Já o teste genético para ancestralidade ou predisposição genética para doenças, sem fins diagnósticos, pode ser comprado na internet. Eles vêm com um kit de materiais para coleta e manual de instrução. No caso de amostras coletadas pela saliva, é utilizado um swab — conhecido, popularmente, como “cotonete” — que deve ser esfregado na parte interna da bochecha.

Geralmente, no manual de instruções também consta como armazenar o swab corretamente e enviar o teste de volta ao laboratório. Após o prazo para análise, os resultados são enviados por e-mail ou ficam disponíveis na plataforma do laboratório.

Predisposição não é definitiva; estilo de vida também conta para longevidade e menor risco de doenças

Vale ressaltar que os resultados dos testes genéticos de ancestralidade e predisposição genética para doenças, mas sem fins diagnósticos, devem ser interpretados com cautela. Obter um resultado de risco aumentado para uma determinada doença não significa que uma pessoa vai, necessariamente, desenvolvê-la.

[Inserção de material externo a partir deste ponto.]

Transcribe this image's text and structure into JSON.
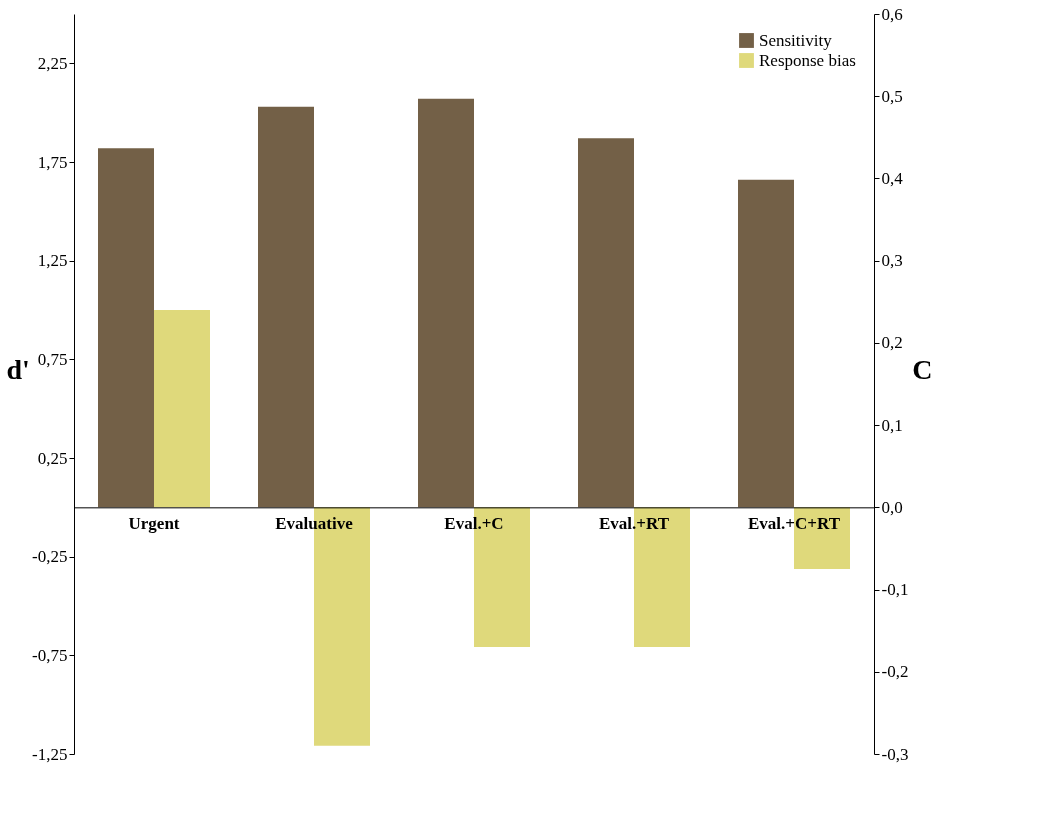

Isso acontece porque muitas doenças — como o câncerdiabetes ou hipertensão, por exemplo — são influenciadas também de fatores ambientais, como estilo de vida, alimentação, sedentarismo e outros aspectos.

Ao realizar um teste da Genera, por exemplo, e acessar o painel de “escala de risco genético” para doenças, um aviso surge na tela do computador ou do dispositivo móvel: “Este exame indica, por meio da análise combinada de algumas variantes do seu DNA, um risco aumentado, padrão ou diminuído de desenvolver uma determinada doença ao longo da vida, com base no risco médio dos usuários Genera”, alerta.

“Toda a plataforma foi desenvolvida para ser o mais clara e informativa possível. Nós fazemos constantemente testes com usuários e entrevistas para entender se a informação está sendo passada com clareza”, explica Di Lazzaro. “Nós sempre aconselhamos que os resultados sejam compartilhados e discutidos com diferentes profissionais de saúde”, completa.

Maia ressalta que os resultados dos testes podem ser complexos e devem ser analisados por um médico especialista. Além disso, ela reitera, mais uma vez, que testes recreativos, apesar de trazerem informações relacionadas à saúde, não definem diagnóstico.

“A maioria dessas informações estão relacionadas a condições multifatoriais, e mesmo a questão genética desses testes não é completamente compreendida ou tem uma associação extremamente estabelecida com aquela condição [apontada como maior risco no resultado]”.

No caso de seu Sebastião, por exemplo, apesar de ele ter predisposição genética para a longevidade, o estilo de vida também influenciou no envelhecimento saudável. “Eu gosto de fazer uma caminhadinha, não gosto de ficar dependendo muito não [das pessoas], preciso me esforçar e andar, apesar de que eles não deixam eu fazer muita coisa não, eles cuidam muito de mim”, conta Sebastião, dando risada em seguida.

“Mas eu também faço muita palavra-cruzada e gosto de tocar instrumentos, como cavaquinho, bandolim e violino”, acrescenta. Todas essas atividades são importantes para trabalhar o cérebro e reduzir o impacto do declínio cognitivo causado pela idade, conforme matéria publicada anteriormente na CNN.

Sebastião também traz uma dica preciosa para quem deseja uma vida longa e saudável: “Meditar é uma coisa muito boa. Nós ocupamos demais nosso pensamento. A preocupação é um veneno na vida das pessoas”, afirma.